More than half of vaping 11-16 year olds ‘never smoked cigarette’
Thursday 02 August 2018
More than half of e-cigarette users aged between 11 and 16 have never smoked a real cigarette, new research suggests.
It’s the highest proportion recorded to date and shows a worrying potential rise in the number of young people who may be trying vaping to experiment or because they think it is ‘cool’, say Coventry University academics.
The study also raises concerns that e-cigarettes may be acting as a ‘gateway’ to smoking cigarettes for some youngsters, who do not realise they contain nicotine and can be addictive.
Only 40% of the youngsters questioned realised that e-cigarettes contained nicotine, and only 30% understood they were addictive.
Researchers say these findings show young people need better education about e-cigarettes, the risks to health and of addiction.
The study is part of a wider research project about young people’s attitudes towards smoking and saw 499 school pupils complete a questionnaire about their own knowledge and experience of smoking.
Some 11.4% (57 young people) said they had tried e-cigarettes at some point, with 52.6% of these (30 young people) admitting they had never smoked other cigarettes or used other forms of tobacco.

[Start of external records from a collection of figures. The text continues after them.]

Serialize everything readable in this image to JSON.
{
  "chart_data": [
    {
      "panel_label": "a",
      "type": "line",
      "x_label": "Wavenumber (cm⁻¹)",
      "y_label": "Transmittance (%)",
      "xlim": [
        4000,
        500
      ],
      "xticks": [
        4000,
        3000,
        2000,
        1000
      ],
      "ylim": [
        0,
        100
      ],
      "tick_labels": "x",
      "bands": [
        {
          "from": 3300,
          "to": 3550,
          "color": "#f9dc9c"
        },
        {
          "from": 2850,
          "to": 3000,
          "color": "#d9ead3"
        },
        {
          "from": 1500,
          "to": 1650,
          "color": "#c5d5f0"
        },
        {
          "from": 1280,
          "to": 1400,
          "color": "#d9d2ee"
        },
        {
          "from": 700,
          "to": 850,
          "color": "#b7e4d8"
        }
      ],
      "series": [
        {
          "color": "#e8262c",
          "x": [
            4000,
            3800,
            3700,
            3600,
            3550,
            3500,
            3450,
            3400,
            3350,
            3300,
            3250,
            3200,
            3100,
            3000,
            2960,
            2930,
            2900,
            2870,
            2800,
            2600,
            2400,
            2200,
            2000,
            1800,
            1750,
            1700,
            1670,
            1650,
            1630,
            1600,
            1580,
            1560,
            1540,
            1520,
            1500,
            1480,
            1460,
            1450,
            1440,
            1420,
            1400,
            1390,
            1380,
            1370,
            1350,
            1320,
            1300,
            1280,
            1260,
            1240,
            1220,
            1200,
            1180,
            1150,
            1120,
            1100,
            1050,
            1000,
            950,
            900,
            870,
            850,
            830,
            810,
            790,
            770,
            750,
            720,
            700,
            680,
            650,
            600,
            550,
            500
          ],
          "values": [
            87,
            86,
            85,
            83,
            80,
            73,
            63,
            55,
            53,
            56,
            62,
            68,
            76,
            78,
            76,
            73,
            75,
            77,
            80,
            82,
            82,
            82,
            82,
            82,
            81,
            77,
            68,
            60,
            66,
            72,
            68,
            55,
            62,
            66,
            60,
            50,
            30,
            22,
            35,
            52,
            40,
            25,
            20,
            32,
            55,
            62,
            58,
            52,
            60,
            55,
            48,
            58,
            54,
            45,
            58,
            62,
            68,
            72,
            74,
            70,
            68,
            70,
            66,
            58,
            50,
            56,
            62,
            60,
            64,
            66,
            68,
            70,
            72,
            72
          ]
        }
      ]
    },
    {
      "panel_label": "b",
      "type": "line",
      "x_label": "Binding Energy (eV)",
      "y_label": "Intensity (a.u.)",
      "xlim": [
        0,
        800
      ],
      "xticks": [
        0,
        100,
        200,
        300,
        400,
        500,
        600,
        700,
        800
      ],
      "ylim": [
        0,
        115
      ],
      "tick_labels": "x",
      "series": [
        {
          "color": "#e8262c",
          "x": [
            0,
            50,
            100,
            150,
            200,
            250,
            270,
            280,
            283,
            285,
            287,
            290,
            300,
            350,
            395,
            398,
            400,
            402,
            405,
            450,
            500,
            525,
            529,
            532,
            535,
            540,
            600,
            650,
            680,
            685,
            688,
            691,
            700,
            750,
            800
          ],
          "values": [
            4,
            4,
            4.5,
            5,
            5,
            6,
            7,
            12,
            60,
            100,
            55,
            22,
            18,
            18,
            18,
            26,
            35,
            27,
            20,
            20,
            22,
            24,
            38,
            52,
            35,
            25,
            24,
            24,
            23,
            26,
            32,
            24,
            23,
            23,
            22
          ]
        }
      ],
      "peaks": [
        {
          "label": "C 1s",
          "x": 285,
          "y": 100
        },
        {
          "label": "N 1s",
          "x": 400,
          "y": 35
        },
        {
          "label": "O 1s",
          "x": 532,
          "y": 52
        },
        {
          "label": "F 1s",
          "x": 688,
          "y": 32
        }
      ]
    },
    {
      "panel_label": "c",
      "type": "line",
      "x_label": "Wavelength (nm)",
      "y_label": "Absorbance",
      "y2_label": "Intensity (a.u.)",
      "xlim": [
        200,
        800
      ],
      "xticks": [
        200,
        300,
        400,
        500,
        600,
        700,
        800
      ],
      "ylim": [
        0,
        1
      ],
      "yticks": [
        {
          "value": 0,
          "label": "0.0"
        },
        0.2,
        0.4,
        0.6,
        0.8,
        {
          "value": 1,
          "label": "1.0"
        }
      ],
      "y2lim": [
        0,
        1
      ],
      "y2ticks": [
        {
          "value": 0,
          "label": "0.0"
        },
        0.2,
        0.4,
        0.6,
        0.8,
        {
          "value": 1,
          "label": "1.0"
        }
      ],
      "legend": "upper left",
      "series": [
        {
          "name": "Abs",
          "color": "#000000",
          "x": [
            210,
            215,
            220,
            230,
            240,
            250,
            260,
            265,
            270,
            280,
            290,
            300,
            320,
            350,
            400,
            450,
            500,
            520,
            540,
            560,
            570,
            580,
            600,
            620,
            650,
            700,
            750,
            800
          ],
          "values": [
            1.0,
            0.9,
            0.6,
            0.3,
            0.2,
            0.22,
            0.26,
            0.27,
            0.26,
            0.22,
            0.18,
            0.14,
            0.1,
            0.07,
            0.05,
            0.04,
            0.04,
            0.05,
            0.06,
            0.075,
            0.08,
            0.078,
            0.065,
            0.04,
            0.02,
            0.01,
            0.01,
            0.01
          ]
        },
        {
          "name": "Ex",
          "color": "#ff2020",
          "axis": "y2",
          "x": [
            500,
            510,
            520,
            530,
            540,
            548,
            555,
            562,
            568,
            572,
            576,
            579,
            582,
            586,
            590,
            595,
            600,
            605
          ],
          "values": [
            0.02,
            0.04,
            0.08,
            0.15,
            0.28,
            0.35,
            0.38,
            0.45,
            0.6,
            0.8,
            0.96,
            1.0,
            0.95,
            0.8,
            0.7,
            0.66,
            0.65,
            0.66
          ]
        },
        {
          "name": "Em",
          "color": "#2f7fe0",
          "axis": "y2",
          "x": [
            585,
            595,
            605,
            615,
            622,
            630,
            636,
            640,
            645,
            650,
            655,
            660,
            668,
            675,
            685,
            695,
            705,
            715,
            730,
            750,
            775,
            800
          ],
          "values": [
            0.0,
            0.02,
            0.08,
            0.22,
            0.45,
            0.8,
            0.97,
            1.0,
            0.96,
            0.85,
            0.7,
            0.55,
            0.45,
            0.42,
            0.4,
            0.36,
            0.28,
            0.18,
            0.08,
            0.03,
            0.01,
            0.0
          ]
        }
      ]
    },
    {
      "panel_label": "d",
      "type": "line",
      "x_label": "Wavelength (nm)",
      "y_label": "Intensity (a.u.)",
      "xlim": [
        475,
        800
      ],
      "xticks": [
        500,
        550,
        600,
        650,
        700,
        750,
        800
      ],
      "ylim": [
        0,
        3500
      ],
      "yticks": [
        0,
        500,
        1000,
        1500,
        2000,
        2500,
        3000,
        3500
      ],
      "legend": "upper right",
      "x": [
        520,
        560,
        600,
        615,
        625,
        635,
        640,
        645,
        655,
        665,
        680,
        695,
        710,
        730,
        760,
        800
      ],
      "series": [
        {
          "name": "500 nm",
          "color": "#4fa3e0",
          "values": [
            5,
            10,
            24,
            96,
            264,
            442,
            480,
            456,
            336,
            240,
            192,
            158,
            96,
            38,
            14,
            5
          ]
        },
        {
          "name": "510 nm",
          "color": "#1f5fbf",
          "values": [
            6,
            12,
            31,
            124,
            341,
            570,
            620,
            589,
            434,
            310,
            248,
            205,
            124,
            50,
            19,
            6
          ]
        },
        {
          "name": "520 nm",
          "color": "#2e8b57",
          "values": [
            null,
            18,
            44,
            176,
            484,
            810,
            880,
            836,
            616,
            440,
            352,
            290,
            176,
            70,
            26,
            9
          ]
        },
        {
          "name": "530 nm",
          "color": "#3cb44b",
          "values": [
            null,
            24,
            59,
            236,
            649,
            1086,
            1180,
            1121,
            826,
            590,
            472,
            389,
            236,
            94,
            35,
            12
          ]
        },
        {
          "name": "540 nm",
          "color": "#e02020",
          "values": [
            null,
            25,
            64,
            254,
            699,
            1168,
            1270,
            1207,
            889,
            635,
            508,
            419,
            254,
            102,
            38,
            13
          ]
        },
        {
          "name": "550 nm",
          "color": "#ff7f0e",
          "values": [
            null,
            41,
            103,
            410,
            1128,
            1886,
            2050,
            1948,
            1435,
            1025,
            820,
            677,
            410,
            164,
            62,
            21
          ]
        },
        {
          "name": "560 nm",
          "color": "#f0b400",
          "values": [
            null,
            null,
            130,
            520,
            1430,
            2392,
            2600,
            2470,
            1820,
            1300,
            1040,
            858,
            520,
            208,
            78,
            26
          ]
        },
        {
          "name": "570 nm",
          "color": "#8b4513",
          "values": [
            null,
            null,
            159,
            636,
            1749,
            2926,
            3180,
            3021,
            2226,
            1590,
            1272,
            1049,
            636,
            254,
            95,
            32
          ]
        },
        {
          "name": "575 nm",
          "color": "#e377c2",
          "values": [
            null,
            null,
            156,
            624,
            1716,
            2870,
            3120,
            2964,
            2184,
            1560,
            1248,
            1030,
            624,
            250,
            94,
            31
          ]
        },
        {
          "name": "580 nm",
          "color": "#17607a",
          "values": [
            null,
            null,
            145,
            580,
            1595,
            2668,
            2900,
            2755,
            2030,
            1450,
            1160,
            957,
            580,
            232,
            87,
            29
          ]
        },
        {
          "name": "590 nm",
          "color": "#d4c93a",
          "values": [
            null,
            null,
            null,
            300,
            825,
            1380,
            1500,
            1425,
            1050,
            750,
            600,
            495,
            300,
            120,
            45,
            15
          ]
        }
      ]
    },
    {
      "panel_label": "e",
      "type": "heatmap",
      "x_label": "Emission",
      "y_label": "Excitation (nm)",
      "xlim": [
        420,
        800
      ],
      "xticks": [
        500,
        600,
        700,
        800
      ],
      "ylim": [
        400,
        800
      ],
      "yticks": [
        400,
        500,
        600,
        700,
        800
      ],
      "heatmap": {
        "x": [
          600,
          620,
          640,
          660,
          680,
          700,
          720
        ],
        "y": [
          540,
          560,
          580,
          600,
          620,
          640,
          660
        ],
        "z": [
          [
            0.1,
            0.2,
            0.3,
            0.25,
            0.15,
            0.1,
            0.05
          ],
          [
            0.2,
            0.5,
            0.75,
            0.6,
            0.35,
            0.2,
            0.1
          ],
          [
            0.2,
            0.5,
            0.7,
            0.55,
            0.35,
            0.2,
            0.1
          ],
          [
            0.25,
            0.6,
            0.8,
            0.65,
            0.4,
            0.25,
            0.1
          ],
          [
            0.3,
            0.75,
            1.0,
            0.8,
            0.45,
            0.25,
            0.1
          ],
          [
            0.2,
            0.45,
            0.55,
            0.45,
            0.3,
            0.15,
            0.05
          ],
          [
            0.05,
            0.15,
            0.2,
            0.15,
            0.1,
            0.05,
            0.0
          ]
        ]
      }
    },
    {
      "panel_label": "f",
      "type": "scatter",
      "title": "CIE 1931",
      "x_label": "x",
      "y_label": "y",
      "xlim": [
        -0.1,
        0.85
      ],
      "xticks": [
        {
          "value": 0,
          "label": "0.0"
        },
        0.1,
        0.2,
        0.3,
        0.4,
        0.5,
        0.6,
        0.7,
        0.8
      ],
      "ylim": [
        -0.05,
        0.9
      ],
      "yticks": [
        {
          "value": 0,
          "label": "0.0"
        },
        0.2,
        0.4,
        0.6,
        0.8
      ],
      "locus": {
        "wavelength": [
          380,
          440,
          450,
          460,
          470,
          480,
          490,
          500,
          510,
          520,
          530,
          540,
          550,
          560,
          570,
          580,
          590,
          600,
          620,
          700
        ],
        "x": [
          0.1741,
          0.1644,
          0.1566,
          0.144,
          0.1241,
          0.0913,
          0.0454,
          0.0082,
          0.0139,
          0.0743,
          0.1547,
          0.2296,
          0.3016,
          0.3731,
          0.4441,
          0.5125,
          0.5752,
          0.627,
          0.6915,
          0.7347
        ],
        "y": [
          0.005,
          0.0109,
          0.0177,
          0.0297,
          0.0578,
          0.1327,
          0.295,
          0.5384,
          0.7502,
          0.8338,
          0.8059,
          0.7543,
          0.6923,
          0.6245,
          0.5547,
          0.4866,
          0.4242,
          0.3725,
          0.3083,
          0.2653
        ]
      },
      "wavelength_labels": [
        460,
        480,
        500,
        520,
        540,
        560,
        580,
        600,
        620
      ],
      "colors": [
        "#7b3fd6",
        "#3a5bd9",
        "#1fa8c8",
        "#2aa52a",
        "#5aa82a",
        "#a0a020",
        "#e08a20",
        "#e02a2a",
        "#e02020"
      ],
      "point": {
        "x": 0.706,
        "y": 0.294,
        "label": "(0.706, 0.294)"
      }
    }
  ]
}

It follows two previous studies that found between only 10% and 16% of school-aged e-cigarette users had never smoked tobacco.
The Coventry study, published in the journal Public Health, also found that just under 40% of participants were unsure or did not believe that e-cigarettes were better for health than normal cigarettes.
There is an intense international debate surrounding the use of e-cigarettes, with many experts saying they can be beneficial to help people stop smoking.
But there are concerns about their use by people who have never previously smoked and fears they could prompt people to take up smoking.
The Coventry study was funded and commissioned by Public Health Warwickshire.
Lead researcher Dr Emmie Fulton, of Coventry University’s Centre for Advances in Behavioural Sciences, who works with Public Health Warwickshire, said:
The proportion of young people who are experimenting with e-cigarettes but have never used tobacco may be growing, and if so, this is worrying.
The young people we sampled may use e-cigarettes because they are easier to access than tobacco, and would have gone on to smoke regardless; however they may also represent a group of young people who have no intention of trying cigarettes but could be becoming addicted to nicotine accidentally.
There’s the potential that this could act as a gateway to smoking and tobacco use for a proportion of the population who would otherwise have remained non-nicotine users.
This study may be small-scale, but its findings show that more education and research is needed in this area.
We don’t truly understand the relationship between e-cigarette use and tobacco smoking yet – but we have to make young people more aware of what we do know, including nicotine content of vaping products and risk of addiction.